Figure 1 Lateral view of lumbar spine X-ray showing location of ITP with the radiopaque ITC entering the intrathecal space at L2–L3. Arrow indicates the site of ITC entry into the intrathecal space.

Figure 2 Midline sagittal CT of lumbar spine showing the entry at L2–L3 and the projection of ITC toward the anterior portion of the intrathecal space indicated by arrow in panel (a), midline sagittal MRI of lumbar spine identifying CSF collection in the posterior epidural space at L1–L2 level indicated by arrow in panel (b), and axial view of MRI at L1–L2 level demonstrating a 5 mm fluid pocket suspicious for CSF leak on the right side of the posterior epidural space indicated by arrow in panel (c).

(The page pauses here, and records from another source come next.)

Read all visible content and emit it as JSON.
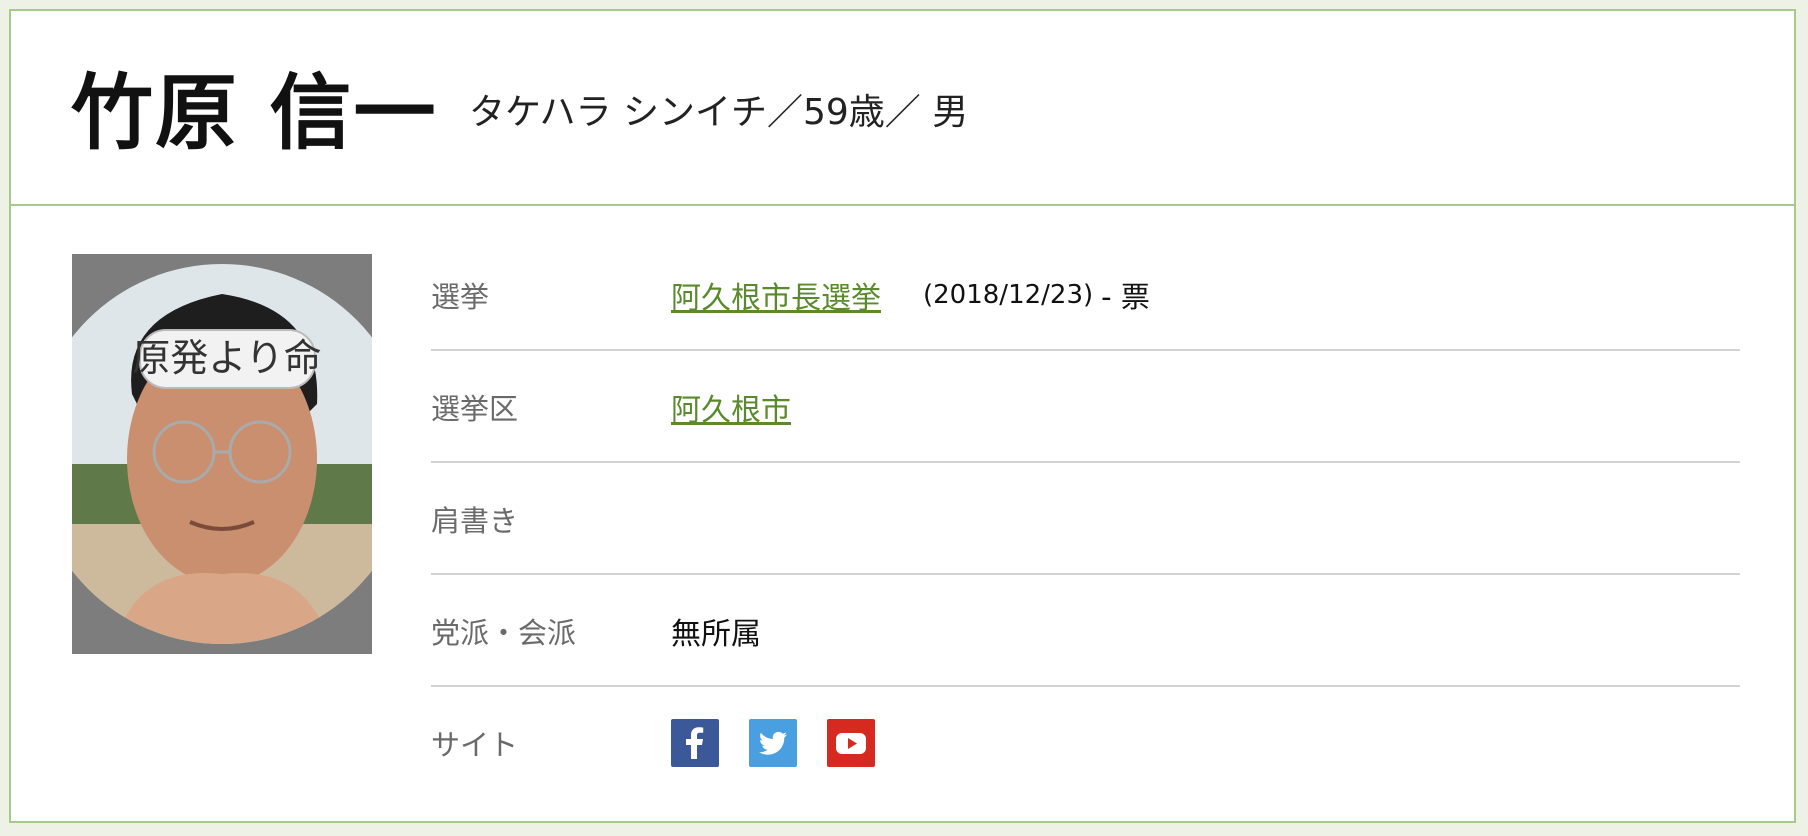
{
  "candidate": {
    "name": "竹原 信一",
    "meta": "タケハラ シンイチ／59歳／ 男",
    "photo": {
      "headband_text": "原発より命"
    }
  },
  "rows": [
    {
      "label": "選挙",
      "link": "阿久根市長選挙",
      "date": "(2018/12/23)",
      "votes": "- 票"
    },
    {
      "label": "選挙区",
      "link": "阿久根市"
    },
    {
      "label": "肩書き"
    },
    {
      "label": "党派・会派",
      "value": "無所属"
    },
    {
      "label": "サイト"
    }
  ],
  "social": [
    {
      "icon": "facebook-icon",
      "color": "#3b5998"
    },
    {
      "icon": "twitter-icon",
      "color": "#4a9fe0"
    },
    {
      "icon": "youtube-icon",
      "color": "#d62a20"
    }
  ],
  "colors": {
    "accent_border": "#a9c98a",
    "link": "#5a8a2b",
    "background": "#eef1e6"
  }
}
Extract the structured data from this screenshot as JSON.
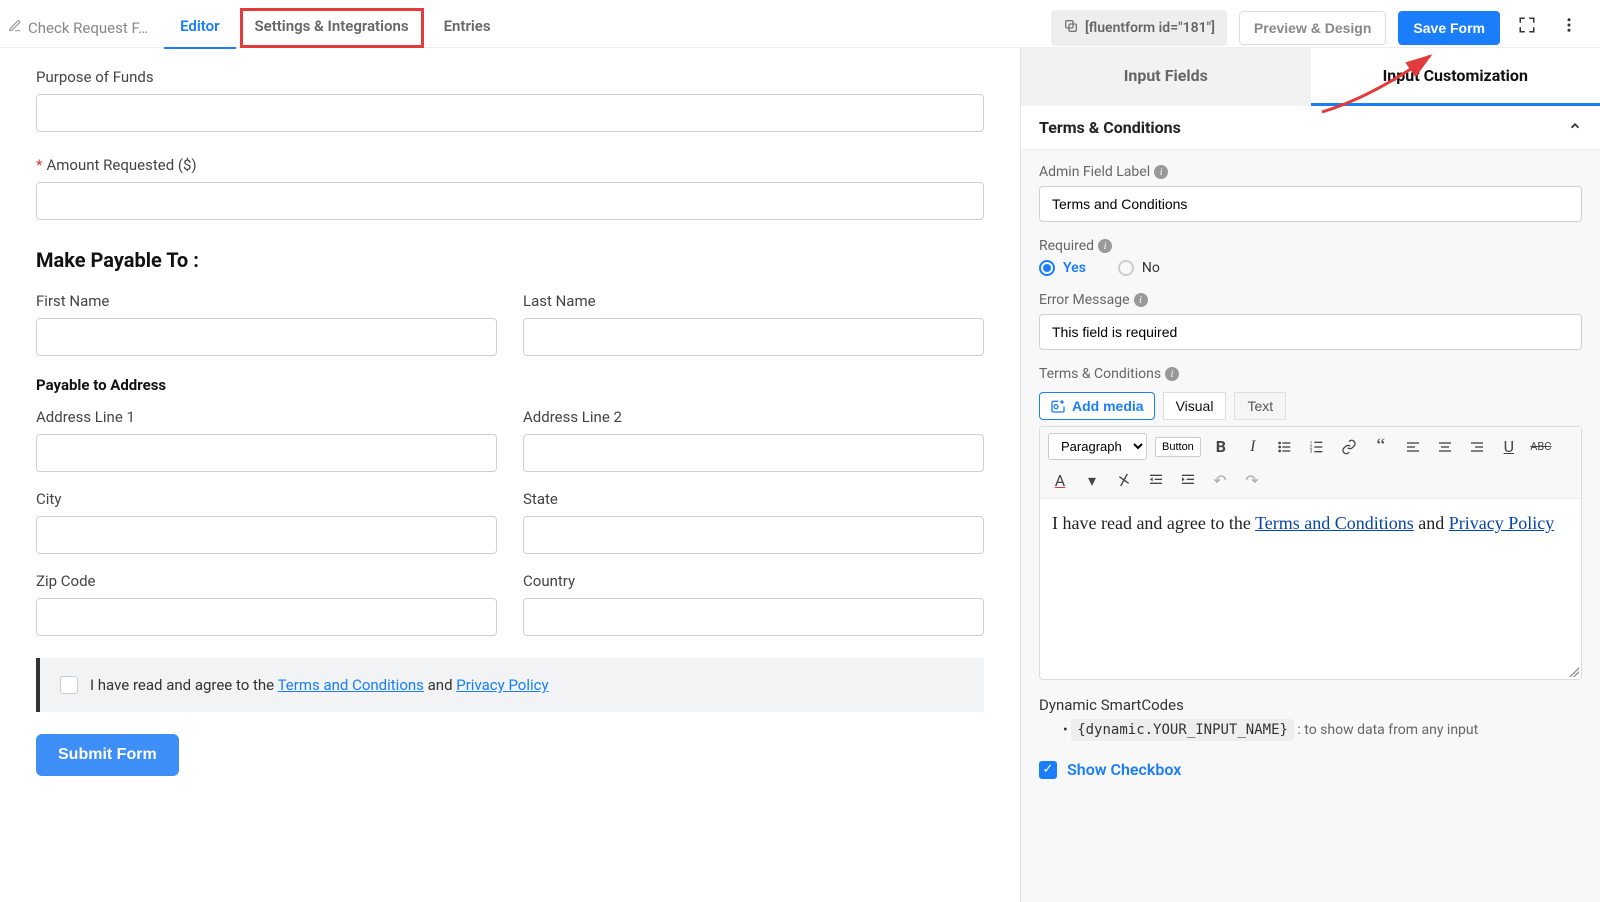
{
  "top": {
    "form_title": "Check Request F…",
    "tabs": {
      "editor": "Editor",
      "settings": "Settings & Integrations",
      "entries": "Entries"
    },
    "shortcode": "[fluentform id=\"181\"]",
    "preview_btn": "Preview & Design",
    "save_btn": "Save Form"
  },
  "form": {
    "purpose_label": "Purpose of Funds",
    "amount_label": "Amount Requested ($)",
    "section_payable": "Make Payable To :",
    "first_name": "First Name",
    "last_name": "Last Name",
    "address_section": "Payable to Address",
    "addr1": "Address Line 1",
    "addr2": "Address Line 2",
    "city": "City",
    "state": "State",
    "zip": "Zip Code",
    "country": "Country",
    "tc_prefix": "I have read and agree to the ",
    "tc_link1": "Terms and Conditions",
    "tc_and": " and ",
    "tc_link2": "Privacy Policy",
    "submit": "Submit Form"
  },
  "side": {
    "tab_fields": "Input Fields",
    "tab_custom": "Input Customization",
    "panel_title": "Terms & Conditions",
    "admin_label": "Admin Field Label",
    "admin_value": "Terms and Conditions",
    "required_label": "Required",
    "yes": "Yes",
    "no": "No",
    "error_label": "Error Message",
    "error_value": "This field is required",
    "tc_label": "Terms & Conditions",
    "add_media": "Add media",
    "visual": "Visual",
    "text_tab": "Text",
    "paragraph": "Paragraph",
    "button_label": "Button",
    "ed_prefix": "I have read and agree to the ",
    "ed_link1": "Terms and Conditions",
    "ed_and": " and ",
    "ed_link2": "Privacy Policy",
    "smartcodes_title": "Dynamic SmartCodes",
    "smart_code": "{dynamic.YOUR_INPUT_NAME}",
    "smart_note": ": to show data from any input",
    "show_checkbox": "Show Checkbox"
  }
}
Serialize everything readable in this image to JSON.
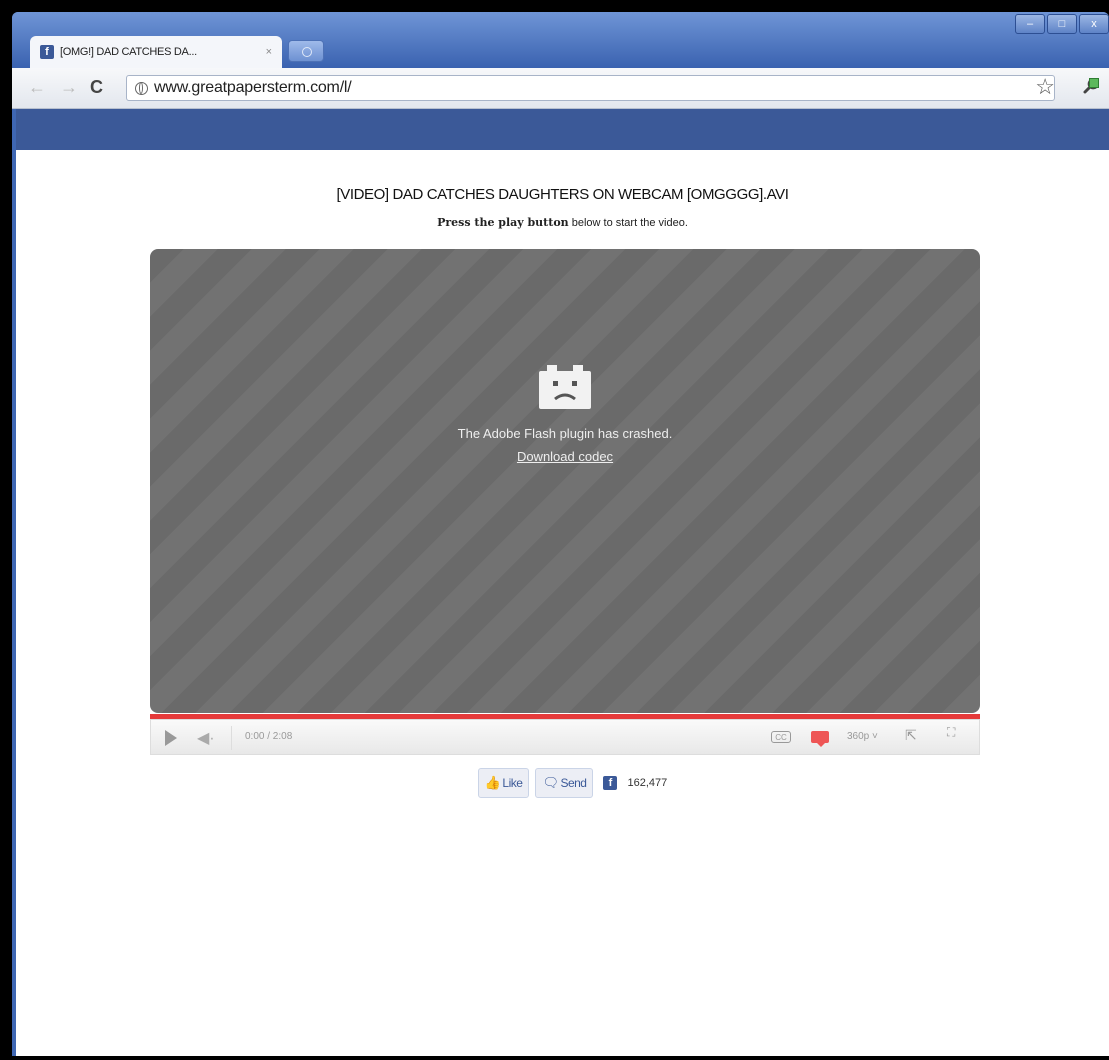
{
  "window": {
    "controls": [
      "–",
      "□",
      "x"
    ]
  },
  "tab": {
    "title": "[OMG!] DAD CATCHES DA...",
    "close": "×",
    "favicon": "f"
  },
  "toolbar": {
    "back": "←",
    "forward": "→",
    "reload": "C",
    "url": "www.greatpapersterm.com/l/",
    "star": "☆",
    "wrench": "🔧"
  },
  "page": {
    "title": "[VIDEO] DAD CATCHES DAUGHTERS ON WEBCAM [OMGGGG].AVI",
    "instruction_bold": "Press the play button",
    "instruction_rest": " below to start the video."
  },
  "player": {
    "crash_message": "The Adobe Flash plugin has crashed.",
    "download_link": "Download codec",
    "time": "0:00 / 2:08",
    "cc": "CC",
    "quality": "360p ˅",
    "volume_icon": "◀·",
    "popout_icon": "⇱",
    "fullscreen_icon": "⛶",
    "progress": 0,
    "colors": {
      "progress": "#e53a3a",
      "annotation": "#ee5555"
    }
  },
  "social": {
    "like": "Like",
    "send": "Send",
    "fb_icon": "f",
    "count": "162,477"
  },
  "colors": {
    "facebook_blue": "#3b5998",
    "window_frame": "#3f67b3"
  }
}
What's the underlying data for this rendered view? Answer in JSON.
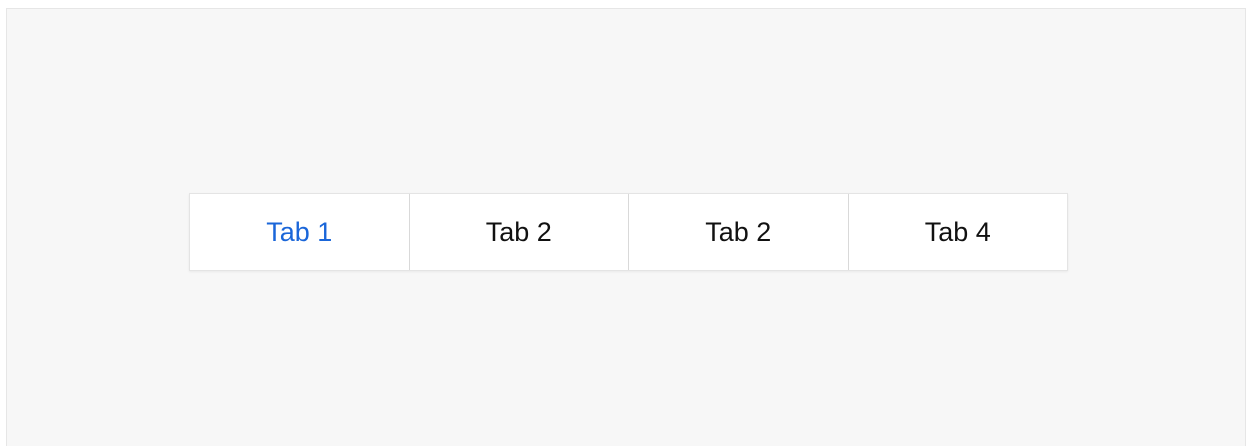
{
  "tabs": [
    {
      "label": "Tab 1",
      "active": true
    },
    {
      "label": "Tab 2",
      "active": false
    },
    {
      "label": "Tab 2",
      "active": false
    },
    {
      "label": "Tab 4",
      "active": false
    }
  ],
  "colors": {
    "active_tab_text": "#1a66d9",
    "tab_text": "#111111",
    "canvas_background": "#f7f7f7",
    "tab_background": "#ffffff"
  }
}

Procedural Preparation and Setup

To perform bedside EBP with portable X-ray, we chose a specially designed PACU suite used for either minimally invasive procedures, such as bronchoscopy, or for accommodating patients with isolation protocols, at the authors’ hospital. This room is more spacious and well equipped with standard monitors to allow intensive nursing care and monitoring anesthesia care. It has sliding doors and is further away from the standard PACU rooms. Apart from the patient, there was one neurosurgery team member, one anesthesiology team member, one PACU nursing team member, and one radiology team member. In terms of personal protection, team members either left the room when X-rays were taken or wore a lead apron and stayed in the room during the procedure. The basic setup is shown in Figure 3, where the layouts of the equipment, monitors, and personnel are recreated.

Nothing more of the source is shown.